Der Umgang mit
Sexualität und Erotik ist in den vergangenen zwei bis drei
Jahrzehnten in der westlichen Welt zwar wesentlich offener
und freier geworden - hinsichtlich des Geschlechtsverkehrs
hat sich allerdings nicht viel verändert. Es ist in vielen
Fällen ein hastiger zielorientierter Akt mit dem Bestreben,
es rasch hinter sich zu bringen und schnell zum Orgasmus zu
kommen (vor allem beim Mann).

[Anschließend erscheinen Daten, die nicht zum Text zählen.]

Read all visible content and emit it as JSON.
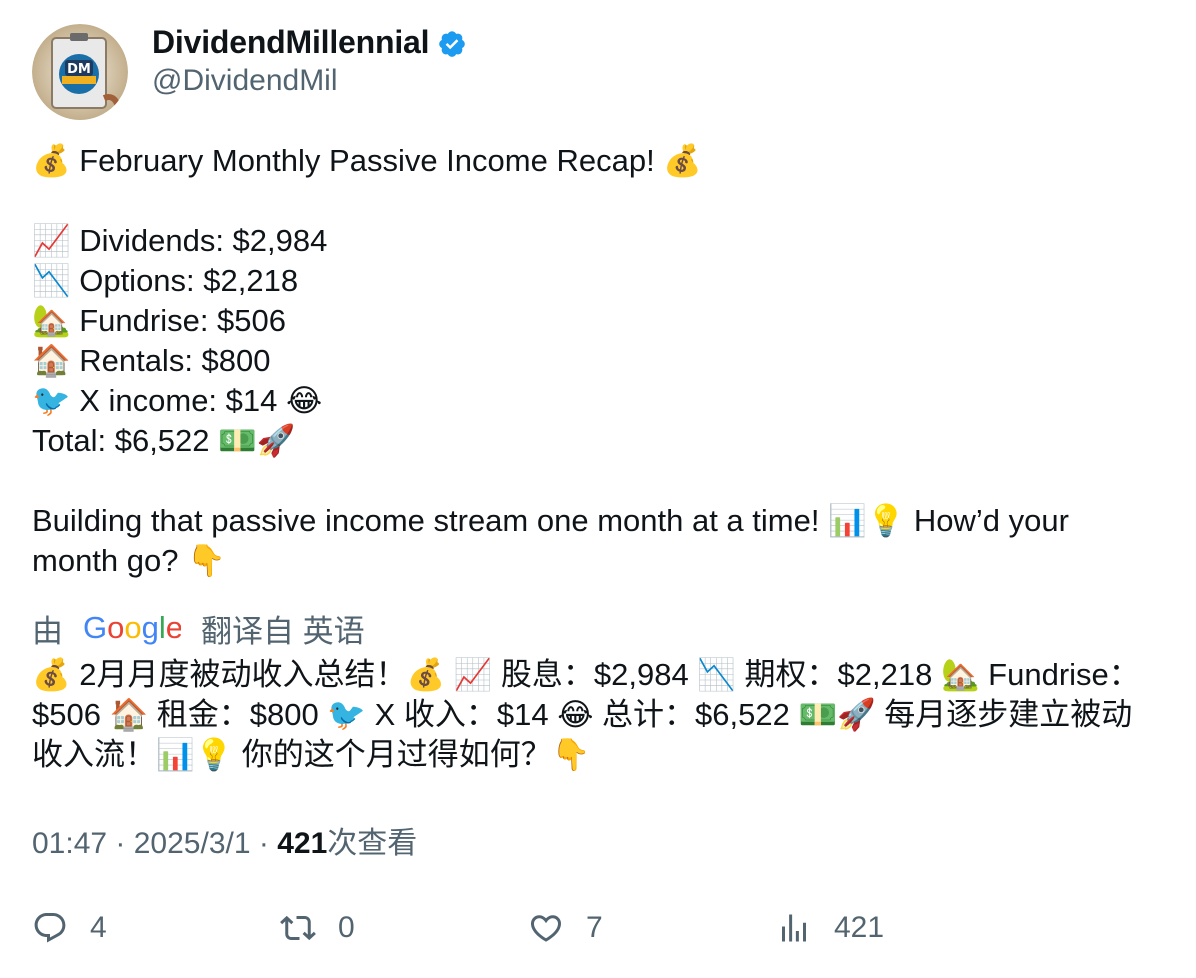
{
  "author": {
    "display_name": "DividendMillennial",
    "handle": "@DividendMil",
    "avatar_text": "DM",
    "verified_color": "#1d9bf0"
  },
  "tweet": {
    "line1": "💰 February Monthly Passive Income Recap! 💰",
    "line2": "📈 Dividends: $2,984",
    "line3": "📉 Options: $2,218",
    "line4": "🏡 Fundrise: $506",
    "line5": "🏠 Rentals: $800",
    "line6": "🐦 X income: $14 😂",
    "line7": "Total: $6,522 💵🚀",
    "line8": "Building that passive income stream one month at a time! 📊💡 How’d your month go? 👇"
  },
  "translation": {
    "prefix": "由",
    "suffix": "翻译自 英语",
    "google_logo": "Google",
    "text": "💰 2月月度被动收入总结！💰 📈 股息：$2,984 📉 期权：$2,218 🏡 Fundrise：$506 🏠 租金：$800 🐦 X 收入：$14 😂 总计：$6,522 💵🚀 每月逐步建立被动收入流！📊💡 你的这个月过得如何？👇"
  },
  "meta": {
    "time": "01:47",
    "date": "2025/3/1",
    "separator": " · ",
    "views_count": "421",
    "views_label": "次查看"
  },
  "actions": {
    "replies": "4",
    "reposts": "0",
    "likes": "7",
    "views": "421"
  }
}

Nach nur wenigen Minuten ist
die spannendste Begegnung zwischen zwei Menschen schon
wieder vorbei.
Ähnlich wie
die Slow Food-Bewegung hat sich in letzter Zeit eine Slow
Sex-Bewegung etabliert. Eine ihrer führenden Vertreterin ist
Nicole Daedone, die seit vielen Jahren Männer und Frauen mit
der von ihr entwickelten Orgasmischen Meditation (OMing)

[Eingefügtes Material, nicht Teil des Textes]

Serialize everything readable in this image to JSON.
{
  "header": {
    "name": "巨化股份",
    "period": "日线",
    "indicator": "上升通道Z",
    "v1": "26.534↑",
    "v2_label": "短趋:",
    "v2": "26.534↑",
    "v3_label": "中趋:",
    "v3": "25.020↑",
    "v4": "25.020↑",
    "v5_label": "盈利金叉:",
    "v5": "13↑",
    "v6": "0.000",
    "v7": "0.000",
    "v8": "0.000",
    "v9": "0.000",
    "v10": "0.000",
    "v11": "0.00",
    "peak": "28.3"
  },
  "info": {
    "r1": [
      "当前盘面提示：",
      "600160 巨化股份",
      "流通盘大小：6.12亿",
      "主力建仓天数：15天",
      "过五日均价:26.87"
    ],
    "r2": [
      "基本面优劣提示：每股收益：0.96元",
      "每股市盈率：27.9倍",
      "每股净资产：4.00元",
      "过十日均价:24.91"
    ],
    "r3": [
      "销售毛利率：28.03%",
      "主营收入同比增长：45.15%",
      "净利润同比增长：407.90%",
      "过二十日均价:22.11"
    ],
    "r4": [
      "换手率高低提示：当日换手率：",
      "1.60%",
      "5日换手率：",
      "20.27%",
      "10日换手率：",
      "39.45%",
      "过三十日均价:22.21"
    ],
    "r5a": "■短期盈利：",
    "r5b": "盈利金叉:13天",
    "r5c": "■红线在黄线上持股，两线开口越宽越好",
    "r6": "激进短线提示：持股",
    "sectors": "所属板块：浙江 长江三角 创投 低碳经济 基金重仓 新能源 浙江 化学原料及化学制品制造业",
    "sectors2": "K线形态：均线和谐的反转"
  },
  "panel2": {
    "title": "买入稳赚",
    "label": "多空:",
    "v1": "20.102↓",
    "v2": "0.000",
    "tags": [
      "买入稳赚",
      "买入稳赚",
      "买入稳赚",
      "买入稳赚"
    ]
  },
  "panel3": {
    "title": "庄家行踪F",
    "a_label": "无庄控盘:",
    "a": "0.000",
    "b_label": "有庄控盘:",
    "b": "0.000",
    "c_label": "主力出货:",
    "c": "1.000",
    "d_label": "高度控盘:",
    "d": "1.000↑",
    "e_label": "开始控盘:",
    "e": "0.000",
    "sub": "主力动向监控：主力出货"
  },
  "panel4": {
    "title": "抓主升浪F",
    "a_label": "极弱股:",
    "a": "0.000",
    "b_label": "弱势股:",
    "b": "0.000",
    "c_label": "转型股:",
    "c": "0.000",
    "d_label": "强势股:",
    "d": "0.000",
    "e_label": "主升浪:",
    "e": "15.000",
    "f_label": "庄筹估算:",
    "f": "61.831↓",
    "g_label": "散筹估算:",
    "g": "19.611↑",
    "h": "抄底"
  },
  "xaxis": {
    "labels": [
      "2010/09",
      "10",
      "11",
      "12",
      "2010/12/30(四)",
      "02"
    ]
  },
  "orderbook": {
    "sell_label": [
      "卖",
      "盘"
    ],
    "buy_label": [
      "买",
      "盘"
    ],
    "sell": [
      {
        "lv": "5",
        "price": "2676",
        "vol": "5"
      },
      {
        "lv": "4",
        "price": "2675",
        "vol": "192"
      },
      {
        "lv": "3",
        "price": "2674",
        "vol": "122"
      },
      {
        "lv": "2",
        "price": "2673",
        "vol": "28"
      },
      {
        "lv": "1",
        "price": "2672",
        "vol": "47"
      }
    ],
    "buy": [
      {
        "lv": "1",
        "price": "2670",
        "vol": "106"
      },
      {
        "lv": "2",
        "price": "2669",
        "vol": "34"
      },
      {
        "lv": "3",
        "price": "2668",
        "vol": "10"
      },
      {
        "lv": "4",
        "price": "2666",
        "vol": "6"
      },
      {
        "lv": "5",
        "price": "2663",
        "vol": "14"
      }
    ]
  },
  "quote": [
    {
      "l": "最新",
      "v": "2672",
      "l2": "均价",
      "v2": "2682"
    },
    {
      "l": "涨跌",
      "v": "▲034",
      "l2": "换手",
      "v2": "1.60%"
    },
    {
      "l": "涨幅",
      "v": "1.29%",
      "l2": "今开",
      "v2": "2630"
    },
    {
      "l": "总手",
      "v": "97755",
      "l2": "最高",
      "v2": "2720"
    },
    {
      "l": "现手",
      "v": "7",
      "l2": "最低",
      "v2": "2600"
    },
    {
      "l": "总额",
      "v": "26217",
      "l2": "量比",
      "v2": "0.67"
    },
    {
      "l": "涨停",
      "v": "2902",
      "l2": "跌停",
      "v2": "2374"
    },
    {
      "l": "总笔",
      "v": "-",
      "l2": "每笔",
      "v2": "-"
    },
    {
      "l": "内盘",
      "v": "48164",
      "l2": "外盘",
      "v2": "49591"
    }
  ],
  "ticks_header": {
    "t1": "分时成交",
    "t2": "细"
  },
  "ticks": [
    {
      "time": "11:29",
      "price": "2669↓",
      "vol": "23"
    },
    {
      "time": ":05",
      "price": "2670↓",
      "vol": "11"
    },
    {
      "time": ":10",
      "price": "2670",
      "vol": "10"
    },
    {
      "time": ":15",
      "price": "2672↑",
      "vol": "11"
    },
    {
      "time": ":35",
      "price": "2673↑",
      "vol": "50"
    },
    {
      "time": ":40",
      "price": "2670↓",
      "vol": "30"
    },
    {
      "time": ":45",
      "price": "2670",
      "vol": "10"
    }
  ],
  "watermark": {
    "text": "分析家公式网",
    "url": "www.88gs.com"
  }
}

lehrt, mittels Entschleunigung und Einfühlungsvermögen eine
tiefere Spiritualität und physische Verbindung zu erfahren.
Das Ziel
von OMing ist es, das sexuelle Beisammensein zu
entschleunigen, sich beim Liebesspiel zu entspannen und
jeden Moment ganz bewusst zu erleben. Der Fokus liegt auf
dem “Orgasmisch sein” statt auf dem Orgasmus. Die
Orgasmische Meditation führt vom Denken zum Fühlen, von
einer Ziel- zu einer Erfahrungsorientiertheit, von
“schneller und härter” zu “langsamer und verbundener”.